Objective: Insulin resistance (IR) and cardiovascular disease (CVD) share a common soil. We investigated the combined role of single nucleotide polymorphisms (SNPs) affecting insulin signaling (ENPP1 K121Q, rs1044498; IRS1 G972R, rs1801278; TRIB3 Q84R, rs2295490) on CVD, age at myocardial infarction (MI), in vivo insulin sensitivity and in vitro insulin-stimulated nitric oxide synthase (NOS) activity.
Design and setting: 1. We first studied, incident cardiovascular events (a composite endpoint comprising myocardial infarction-MI, stroke and cardiovascular death) in 733 patients (2186 person-years, 175 events). 2. In a replication attempt, age at MI was tested in 331 individuals. 3. OGTT-derived insulin sensitivity index (ISI) was assessed in 829 individuals with fasting glucose <126 mg/dl. 4. NOS activity was measured in 40 strains of human vein endothelial cells (HUVECs).

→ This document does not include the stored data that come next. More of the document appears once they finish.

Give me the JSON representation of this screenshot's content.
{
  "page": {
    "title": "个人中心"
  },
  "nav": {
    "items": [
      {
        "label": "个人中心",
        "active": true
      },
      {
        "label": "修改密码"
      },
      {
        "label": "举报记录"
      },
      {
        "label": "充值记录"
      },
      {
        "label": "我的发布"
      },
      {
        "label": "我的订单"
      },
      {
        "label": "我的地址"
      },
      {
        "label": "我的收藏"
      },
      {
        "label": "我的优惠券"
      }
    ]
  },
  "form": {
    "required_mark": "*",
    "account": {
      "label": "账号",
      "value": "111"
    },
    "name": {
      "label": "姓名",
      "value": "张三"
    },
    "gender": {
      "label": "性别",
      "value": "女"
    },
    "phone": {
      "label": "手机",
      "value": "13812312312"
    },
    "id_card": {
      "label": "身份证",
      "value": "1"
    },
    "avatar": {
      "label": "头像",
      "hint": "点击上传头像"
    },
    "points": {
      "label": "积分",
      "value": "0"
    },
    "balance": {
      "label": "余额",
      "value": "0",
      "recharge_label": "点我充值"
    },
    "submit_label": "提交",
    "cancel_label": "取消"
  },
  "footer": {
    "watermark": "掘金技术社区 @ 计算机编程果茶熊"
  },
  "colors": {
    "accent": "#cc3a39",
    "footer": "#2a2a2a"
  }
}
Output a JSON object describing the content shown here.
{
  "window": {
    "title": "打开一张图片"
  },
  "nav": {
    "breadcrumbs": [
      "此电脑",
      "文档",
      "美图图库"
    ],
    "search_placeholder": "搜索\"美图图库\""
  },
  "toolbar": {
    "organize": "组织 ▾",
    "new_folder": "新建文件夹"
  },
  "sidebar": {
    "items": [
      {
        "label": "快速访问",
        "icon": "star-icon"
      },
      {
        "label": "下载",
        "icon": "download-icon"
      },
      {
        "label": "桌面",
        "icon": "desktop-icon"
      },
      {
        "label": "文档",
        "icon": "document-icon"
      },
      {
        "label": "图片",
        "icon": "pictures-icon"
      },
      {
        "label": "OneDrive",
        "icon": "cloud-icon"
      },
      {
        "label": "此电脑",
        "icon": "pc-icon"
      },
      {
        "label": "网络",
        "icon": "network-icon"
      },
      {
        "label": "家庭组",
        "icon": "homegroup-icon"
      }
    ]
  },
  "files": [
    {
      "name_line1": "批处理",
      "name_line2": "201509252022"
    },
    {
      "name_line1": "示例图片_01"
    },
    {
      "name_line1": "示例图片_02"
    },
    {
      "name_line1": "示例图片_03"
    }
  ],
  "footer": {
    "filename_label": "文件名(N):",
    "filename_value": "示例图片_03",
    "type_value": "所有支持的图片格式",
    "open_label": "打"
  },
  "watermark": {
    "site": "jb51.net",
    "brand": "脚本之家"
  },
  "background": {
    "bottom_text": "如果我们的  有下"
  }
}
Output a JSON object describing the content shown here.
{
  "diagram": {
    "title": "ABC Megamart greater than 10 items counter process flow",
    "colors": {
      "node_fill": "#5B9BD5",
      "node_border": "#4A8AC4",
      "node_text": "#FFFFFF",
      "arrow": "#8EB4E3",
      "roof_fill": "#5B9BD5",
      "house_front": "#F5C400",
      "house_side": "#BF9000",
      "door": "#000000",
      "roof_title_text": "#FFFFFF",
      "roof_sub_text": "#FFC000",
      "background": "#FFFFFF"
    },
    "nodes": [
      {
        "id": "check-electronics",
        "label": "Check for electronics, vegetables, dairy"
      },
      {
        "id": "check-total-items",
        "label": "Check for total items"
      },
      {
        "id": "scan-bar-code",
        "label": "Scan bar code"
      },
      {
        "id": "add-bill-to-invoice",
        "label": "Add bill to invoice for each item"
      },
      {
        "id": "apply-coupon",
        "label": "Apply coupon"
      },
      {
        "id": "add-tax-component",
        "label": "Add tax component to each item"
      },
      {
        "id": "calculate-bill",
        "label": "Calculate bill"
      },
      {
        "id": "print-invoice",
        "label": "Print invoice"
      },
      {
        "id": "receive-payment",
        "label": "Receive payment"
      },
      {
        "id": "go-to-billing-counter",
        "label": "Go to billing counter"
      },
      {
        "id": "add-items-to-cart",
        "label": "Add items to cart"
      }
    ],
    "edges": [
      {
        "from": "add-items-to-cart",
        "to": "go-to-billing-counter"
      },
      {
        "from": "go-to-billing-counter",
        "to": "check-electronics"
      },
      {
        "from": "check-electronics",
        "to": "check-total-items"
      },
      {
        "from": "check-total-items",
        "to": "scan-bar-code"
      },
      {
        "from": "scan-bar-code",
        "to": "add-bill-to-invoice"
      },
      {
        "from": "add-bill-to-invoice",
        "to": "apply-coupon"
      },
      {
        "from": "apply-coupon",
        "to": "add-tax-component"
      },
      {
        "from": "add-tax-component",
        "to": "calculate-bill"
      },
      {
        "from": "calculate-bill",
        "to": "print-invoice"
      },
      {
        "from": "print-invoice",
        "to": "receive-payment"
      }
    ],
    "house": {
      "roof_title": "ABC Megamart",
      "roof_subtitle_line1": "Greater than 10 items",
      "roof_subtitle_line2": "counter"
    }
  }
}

Results: 1. Risk variants jointly predicted cardiovascular events (HR = 1.181; p = 0.0009) and, when added to clinical risk factors, significantly improved survival C-statistics; they also allowed a significantly correct reclassification (by net reclassification index) in the whole sample (135/733 individuals) and, even more, in obese patients (116/204 individuals). 2. Risk variants were jointly associated with age at MI (p = 0.006). 3. A significant association was also observed with ISI (p = 0.02). 4. Finally, risk variants were jointly associated with insulin-stimulated NOS activity in HUVECs (p = 0.009).
Conclusions: Insulin signaling genes variants jointly affect cardiovascular disease, very likely by promoting whole body and endothelium-specific insulin resistance. Further studies are needed to address whether their genotyping help identify very high-risk patients who need specific and/or more aggressive preventive strategies.